Relationship of Hypoxia to Arrhythmia and Cardiac Conduction Hemorrhage
An Experimental Study
The relationship between hypoxia, arrhythmia, and hemorrhage of the conducting system was studied in the experimental laboratory by rendering several different groups of rats and dogs hypoxic, and by the histological examination of the area of the atrioventricular node and bundle of His in sections obtained from the hearts of these animals. Sixty-one per cent of rats aged two weeks or older developed arrhythmias and had hemorrhage. None of 10 baby rats presented changes when submitted to the same type of experiment.

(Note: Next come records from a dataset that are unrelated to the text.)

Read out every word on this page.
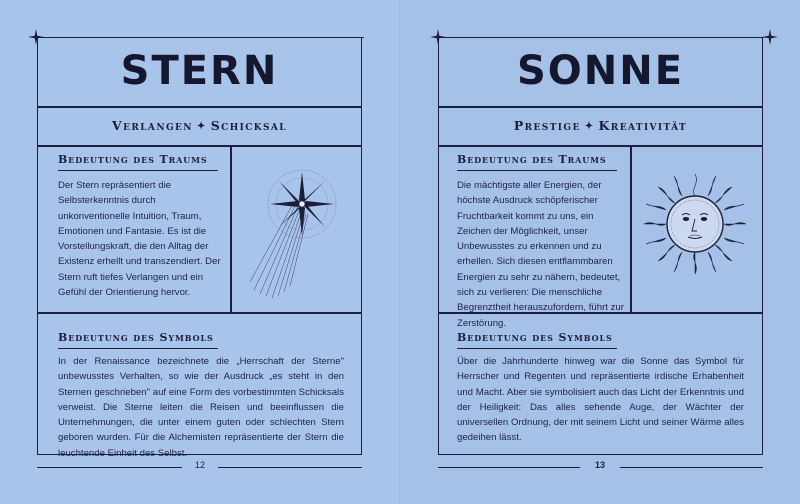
STERN
Verlangen ✦ Schicksal
Bedeutung des Traums
Der Stern repräsentiert die Selbsterkenntnis durch unkonventionelle Intuition, Traum, Emotionen und Fantasie. Es ist die Vorstellungskraft, die den Alltag der Existenz erhellt und transzendiert. Der Stern ruft tiefes Verlangen und ein Gefühl der Orientierung hervor.
Bedeutung des Symbols
In der Renaissance bezeichnete die „Herrschaft der Sterne" unbewusstes Verhalten, so wie der Ausdruck „es steht in den Sternen geschrieben" auf eine Form des vorbestimmten Schicksals verweist. Die Sterne leiten die Reisen und beeinflussen die Unternehmungen, die unter einem guten oder schlechten Stern geboren wurden. Für die Alchemisten repräsentierte der Stern die leuchtende Einheit des Selbst.
12
SONNE
Prestige ✦ Kreativität
Bedeutung des Traums
Die mächtigste aller Energien, der höchste Ausdruck schöpferischer Fruchtbarkeit kommt zu uns, ein Zeichen der Möglichkeit, unser Unbewusstes zu erkennen und zu erhellen. Sich diesen entflammbaren Energien zu sehr zu nähern, bedeutet, sich zu verlieren: Die menschliche Begrenztheit herauszufordern, führt zur Zerstörung.
Bedeutung des Symbols
Über die Jahrhunderte hinweg war die Sonne das Symbol für Herrscher und Regenten und repräsentierte irdische Erhabenheit und Macht. Aber sie symbolisiert auch das Licht der Erkenntnis und der Heiligkeit: Das alles sehende Auge, der Wächter der universellen Ordnung, der mit seinem Licht und seiner Wärme alles gedeihen lässt.
13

Hemorrhage was present in only 40 per cent of asphyxiated dogs and in 40 per cent of the dogs that were made hypoxic during cardiopulmonary bypass; 75 per cent of dogs which underwent total mitral valvular replacement and expired in acute pulmonary edema 3 to 10 days postoperatively presented a similar type of lesion. In most cases, the administration of oxygen sufficed to reverse the electrocardiographic changes back to normal.
Hypoxia is suggested as the primary cause for these changes, on the basis of previous clinical and experimental work and the information collected from these experiments. The importance of a possible species difference was suggested when attempts were made to correlate the results in rats, dogs, and humans.
- © 1963 American Heart Association, Inc.